## Monday, May 9, 2011

### A Trick of the Trade

Simultaneous Equations Models (SEMs), together with the treatment of measurement error, lie at the historical foundation of Econometrics as a discipline.

The idea of SEM’s for the economy came from Jan Tinbergen, who estimated a 24-equation system for the Dutch economy in 1936. See Tinbergen (1959, pp.37-84) for an English translation. When the first Nobel Prize in Economic Science was awarded in 1969, Tinbergen shared the inaugural honour with Ragnar Frisch (a Norwegian econometrician) for their pioneering work that led to the development of econometrics as a recognized sub-discipline.

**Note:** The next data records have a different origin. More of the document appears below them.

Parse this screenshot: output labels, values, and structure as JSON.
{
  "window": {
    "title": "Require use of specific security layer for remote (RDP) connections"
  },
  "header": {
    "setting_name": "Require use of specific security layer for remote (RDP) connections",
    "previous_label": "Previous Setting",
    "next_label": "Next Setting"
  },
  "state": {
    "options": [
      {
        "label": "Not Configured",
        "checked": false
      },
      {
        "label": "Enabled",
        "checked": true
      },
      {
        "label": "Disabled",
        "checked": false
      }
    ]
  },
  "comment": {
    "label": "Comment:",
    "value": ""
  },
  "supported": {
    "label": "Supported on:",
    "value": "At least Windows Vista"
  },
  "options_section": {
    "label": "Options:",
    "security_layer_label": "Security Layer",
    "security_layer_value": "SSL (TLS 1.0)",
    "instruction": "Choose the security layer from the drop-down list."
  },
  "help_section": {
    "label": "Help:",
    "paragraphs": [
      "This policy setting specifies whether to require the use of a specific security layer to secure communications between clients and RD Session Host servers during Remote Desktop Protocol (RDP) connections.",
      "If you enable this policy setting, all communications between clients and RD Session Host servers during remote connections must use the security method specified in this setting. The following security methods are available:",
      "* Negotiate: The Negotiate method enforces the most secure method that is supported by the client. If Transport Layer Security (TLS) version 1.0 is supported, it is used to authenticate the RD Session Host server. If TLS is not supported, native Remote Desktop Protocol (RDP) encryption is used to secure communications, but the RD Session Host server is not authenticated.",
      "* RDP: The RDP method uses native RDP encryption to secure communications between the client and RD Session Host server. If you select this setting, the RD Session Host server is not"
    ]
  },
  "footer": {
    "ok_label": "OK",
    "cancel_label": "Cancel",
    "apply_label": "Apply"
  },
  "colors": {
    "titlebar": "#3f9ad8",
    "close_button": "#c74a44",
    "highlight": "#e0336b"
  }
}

It's not that long ago that courses in econometrics included a solid amount of material relating to SEMs. Consequently, students became well aware of issues surrounding parametric identification. They were also very familiar with a raft of estimators designed to deliver consistent, and perhaps asymptotically efficient,  estimates in the context of simultaneous systems. These included single equation estimators - generally Instrumental Variables (IV) estimators such as 2SLS and the k-class family, including the Limited Information Maximum Likelihood (LIML) estimator; and full system estimators such as 3SLS and Full Information Maximum Likelihood (FIML).

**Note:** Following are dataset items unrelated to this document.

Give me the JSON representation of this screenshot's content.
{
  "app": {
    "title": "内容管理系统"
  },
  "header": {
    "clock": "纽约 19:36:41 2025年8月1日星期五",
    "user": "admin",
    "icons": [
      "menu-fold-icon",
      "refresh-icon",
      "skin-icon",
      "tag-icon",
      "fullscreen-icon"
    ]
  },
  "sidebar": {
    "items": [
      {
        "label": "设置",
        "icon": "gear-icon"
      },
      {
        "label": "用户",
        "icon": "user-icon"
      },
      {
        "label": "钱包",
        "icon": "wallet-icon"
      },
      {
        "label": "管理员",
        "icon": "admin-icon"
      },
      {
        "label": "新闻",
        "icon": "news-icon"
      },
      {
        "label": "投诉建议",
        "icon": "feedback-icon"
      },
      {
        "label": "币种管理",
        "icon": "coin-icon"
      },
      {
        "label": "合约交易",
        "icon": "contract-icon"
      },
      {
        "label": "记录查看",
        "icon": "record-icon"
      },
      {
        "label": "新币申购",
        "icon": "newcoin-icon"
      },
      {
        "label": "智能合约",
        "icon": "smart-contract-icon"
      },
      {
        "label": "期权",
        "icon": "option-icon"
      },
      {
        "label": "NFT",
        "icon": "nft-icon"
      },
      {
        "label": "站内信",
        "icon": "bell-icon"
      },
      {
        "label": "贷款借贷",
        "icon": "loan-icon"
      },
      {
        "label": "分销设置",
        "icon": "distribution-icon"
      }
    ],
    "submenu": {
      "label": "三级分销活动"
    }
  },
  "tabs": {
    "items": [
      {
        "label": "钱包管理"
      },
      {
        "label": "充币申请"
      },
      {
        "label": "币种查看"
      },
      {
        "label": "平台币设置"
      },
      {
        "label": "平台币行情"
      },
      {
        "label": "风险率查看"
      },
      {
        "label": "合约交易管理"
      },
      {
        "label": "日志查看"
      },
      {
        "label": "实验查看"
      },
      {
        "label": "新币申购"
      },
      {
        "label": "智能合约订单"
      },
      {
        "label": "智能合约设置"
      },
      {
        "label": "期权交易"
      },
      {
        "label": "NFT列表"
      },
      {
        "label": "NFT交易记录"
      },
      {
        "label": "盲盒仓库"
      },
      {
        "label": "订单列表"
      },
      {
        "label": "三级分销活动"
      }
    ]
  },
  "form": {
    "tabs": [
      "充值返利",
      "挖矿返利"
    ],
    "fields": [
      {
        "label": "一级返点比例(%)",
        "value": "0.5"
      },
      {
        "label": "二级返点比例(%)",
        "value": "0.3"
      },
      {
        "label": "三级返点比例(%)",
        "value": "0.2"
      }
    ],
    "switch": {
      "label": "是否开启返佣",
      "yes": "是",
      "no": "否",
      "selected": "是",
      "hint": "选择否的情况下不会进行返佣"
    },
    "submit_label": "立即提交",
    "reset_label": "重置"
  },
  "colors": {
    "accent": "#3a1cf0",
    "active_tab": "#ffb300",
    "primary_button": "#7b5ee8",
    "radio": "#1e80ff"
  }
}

These days, the estimation of SEMs seems to get relatively little attention in standard econometrics courses. Most students learn about 2SLS, and many of them appreciate that this is just a specific member of the IV family of estimators. However, few students realize that all of the other estimators - yes, including FIML - are also in the IV family. For example, see Hendry (1976).

That's a shame, because it's very helpful to know that there are some major unifying themes that underly the econometrics that we learn. The subject is not just an ad hoc collection of pseudo-related results. As I've noted in an earlier posting (Cookbook Econometrics), I have some difficulties with econometrics courses that focus on what to do, rather than why to do it.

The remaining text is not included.